Jacob Horne, chief security evangelist at Summit 7, said “the fallout of DoD’s CMMC program and DHS’ upcoming assessment program are leading indicators for the rest of the federal contracting base.” He said agencies are increasingly seeking methods to verify that contractors are meeting existing security requirements.

“The security requirements in NIST SP 800-171 are not new,” Horne said. “With Bible’s comments, another federal agency voice has joined in what will soon be a deafening chorus rather than a DoD anomaly.”

Additionally, DHS’ plans show supply chain security concerns are not unique to DoD.

“Agencies want assurance that security requirements are being met (especially when pathfinders illuminate systemically poor maturity in the supply chain),” Horne said. “Yet, actually requiring third party assessments a la DoD’s CMMC disadvantages a significant number of small and medium businesses.”

DHS considered the Pentagon’s CMMC approach last year.
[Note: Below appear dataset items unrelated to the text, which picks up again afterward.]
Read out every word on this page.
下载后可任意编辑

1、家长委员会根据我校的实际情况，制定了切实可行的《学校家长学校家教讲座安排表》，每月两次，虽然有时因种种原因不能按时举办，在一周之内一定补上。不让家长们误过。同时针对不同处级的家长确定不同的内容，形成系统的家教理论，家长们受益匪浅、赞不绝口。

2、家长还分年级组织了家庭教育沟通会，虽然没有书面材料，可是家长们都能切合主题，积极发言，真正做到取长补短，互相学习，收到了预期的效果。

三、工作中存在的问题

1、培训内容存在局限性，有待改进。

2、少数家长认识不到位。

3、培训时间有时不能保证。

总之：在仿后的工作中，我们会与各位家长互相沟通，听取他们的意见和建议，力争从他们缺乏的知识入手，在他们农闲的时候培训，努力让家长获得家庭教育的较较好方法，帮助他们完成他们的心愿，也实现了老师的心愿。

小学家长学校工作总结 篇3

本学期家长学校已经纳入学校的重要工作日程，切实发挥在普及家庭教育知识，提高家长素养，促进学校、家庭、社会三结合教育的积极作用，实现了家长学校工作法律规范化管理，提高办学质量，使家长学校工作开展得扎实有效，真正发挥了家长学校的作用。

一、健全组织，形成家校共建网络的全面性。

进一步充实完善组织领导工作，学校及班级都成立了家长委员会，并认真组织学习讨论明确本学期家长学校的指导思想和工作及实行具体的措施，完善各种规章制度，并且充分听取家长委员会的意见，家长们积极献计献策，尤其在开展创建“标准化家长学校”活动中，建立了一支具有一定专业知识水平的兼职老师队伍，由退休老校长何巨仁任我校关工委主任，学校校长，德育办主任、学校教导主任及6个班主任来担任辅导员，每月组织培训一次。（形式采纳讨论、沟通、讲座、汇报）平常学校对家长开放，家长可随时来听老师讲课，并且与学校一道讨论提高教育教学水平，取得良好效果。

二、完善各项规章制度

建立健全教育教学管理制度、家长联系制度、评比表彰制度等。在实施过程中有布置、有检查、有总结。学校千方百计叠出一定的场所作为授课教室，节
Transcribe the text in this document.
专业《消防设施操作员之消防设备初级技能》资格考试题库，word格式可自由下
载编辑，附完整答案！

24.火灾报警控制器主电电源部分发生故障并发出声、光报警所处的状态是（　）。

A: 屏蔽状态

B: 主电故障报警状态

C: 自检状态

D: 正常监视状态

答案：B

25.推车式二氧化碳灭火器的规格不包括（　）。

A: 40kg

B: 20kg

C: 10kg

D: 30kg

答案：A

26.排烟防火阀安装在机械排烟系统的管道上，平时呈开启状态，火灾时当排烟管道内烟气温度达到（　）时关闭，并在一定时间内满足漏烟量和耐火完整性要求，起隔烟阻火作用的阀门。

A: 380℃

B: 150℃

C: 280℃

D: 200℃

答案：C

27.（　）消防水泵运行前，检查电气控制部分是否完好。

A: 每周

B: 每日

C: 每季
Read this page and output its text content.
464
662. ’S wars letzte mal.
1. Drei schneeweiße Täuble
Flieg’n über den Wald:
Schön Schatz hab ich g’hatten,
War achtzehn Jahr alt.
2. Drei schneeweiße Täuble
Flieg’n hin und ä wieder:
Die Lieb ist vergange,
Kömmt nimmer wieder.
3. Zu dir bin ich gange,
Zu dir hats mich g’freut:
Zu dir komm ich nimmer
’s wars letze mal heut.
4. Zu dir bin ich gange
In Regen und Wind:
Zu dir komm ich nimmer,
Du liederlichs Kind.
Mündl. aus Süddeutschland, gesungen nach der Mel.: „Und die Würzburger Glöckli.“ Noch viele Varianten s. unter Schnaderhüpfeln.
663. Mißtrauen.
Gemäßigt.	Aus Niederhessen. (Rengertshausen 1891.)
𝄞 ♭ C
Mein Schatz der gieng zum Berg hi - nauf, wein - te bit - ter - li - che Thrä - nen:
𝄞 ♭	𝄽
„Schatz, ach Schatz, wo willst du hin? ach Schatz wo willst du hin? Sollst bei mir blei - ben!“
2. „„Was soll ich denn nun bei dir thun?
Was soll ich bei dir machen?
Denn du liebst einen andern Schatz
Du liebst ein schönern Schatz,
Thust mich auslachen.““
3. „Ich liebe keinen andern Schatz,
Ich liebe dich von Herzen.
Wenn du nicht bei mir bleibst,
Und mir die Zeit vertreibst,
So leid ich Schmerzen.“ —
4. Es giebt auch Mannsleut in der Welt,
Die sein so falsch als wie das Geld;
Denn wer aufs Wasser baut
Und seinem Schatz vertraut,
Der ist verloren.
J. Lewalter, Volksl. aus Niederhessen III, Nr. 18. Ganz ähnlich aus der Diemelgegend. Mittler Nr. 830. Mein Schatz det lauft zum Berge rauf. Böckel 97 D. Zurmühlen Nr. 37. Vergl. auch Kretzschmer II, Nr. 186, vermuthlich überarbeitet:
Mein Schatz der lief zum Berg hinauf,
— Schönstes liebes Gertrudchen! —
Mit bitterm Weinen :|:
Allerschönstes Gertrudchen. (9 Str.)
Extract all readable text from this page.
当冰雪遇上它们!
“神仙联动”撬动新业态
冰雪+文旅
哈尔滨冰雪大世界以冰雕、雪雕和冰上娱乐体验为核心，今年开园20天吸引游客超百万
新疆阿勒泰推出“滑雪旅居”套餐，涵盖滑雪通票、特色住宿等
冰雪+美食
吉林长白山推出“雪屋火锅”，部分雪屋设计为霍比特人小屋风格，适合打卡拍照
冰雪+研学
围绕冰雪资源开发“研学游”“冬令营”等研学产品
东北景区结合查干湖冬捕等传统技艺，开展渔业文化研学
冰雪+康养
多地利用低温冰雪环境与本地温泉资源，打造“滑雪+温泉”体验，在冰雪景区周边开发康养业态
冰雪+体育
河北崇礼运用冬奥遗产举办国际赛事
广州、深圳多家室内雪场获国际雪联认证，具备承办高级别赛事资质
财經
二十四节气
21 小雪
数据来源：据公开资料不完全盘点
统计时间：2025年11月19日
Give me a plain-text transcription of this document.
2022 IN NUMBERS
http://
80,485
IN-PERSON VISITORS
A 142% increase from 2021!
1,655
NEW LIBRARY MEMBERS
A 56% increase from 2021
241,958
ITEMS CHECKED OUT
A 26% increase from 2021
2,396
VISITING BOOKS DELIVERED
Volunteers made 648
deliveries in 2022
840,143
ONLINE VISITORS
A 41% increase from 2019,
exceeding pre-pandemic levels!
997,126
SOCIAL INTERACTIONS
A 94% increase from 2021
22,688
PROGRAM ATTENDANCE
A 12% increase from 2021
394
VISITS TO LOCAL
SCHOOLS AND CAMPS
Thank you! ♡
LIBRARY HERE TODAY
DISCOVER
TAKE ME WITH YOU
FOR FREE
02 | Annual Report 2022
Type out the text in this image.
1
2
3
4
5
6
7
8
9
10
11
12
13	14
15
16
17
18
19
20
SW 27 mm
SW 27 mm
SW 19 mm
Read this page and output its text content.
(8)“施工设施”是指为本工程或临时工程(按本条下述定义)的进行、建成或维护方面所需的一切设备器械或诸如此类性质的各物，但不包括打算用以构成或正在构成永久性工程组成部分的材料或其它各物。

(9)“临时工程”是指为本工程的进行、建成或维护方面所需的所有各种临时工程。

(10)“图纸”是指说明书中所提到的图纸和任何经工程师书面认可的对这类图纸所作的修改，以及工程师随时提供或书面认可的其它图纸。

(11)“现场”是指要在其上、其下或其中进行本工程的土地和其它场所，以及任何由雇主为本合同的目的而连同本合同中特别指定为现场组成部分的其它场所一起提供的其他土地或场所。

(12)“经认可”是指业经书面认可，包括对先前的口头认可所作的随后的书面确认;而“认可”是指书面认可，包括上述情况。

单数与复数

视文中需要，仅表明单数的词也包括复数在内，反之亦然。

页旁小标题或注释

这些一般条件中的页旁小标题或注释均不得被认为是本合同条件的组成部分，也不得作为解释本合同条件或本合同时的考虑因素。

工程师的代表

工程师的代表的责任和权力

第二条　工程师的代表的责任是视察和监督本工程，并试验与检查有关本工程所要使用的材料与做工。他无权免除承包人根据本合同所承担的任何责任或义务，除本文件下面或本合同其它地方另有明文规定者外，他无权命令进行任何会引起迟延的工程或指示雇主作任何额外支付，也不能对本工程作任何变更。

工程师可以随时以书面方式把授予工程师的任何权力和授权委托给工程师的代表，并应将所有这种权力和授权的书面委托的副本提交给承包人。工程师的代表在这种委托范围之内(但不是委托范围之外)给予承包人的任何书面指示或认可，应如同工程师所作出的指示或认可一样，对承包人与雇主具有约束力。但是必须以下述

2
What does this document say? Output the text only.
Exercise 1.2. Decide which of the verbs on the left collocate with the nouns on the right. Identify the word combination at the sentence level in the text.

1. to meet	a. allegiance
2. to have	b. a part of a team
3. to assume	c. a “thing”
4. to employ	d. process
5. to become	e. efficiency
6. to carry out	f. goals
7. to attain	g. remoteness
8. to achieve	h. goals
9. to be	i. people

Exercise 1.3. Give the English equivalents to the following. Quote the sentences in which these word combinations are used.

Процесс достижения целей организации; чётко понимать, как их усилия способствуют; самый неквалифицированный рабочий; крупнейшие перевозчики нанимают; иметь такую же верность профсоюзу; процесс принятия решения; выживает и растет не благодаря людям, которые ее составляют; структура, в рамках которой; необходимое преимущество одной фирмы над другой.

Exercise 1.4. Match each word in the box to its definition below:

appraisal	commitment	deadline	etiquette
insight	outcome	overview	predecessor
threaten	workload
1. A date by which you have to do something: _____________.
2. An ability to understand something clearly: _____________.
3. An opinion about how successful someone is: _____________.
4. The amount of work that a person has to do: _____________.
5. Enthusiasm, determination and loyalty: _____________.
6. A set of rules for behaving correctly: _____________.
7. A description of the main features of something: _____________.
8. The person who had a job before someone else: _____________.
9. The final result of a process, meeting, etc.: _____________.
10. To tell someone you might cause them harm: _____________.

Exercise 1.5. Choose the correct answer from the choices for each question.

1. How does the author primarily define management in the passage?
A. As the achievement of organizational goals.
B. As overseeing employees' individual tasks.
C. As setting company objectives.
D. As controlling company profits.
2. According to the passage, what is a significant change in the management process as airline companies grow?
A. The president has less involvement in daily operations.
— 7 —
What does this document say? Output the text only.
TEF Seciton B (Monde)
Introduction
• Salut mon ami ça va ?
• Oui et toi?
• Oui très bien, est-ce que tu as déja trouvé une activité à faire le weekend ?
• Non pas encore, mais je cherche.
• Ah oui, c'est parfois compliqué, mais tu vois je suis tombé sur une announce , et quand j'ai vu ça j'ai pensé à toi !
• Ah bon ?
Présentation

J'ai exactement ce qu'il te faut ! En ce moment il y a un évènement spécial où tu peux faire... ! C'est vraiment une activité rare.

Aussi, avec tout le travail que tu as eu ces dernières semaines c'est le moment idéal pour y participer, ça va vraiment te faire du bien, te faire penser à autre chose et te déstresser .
But Bible said the agency determined that requiring contractors to obtain third-party assessments would hurt its contractor base, particularly small businesses.

“What we realized was that if we took just the approach of saying, ‘Hey, go you get yourself a third party assessment, come to the table for a contract,’ we were disadvantaging a significant part of the DHS industry base,” he said. “DHS leverages small business quite a bit.”

Horne says the details in DHS’ final rule will be crucial, especially as other civilian agencies consider approaches to ensuring cybersecurity in their supply chains.

“Although DHS claims that they have found a way to gain assurance over their supply chain and ameliorate the impact of assessments, it seems we won’t know the details until the final HSAR CUI rule is out,” he said.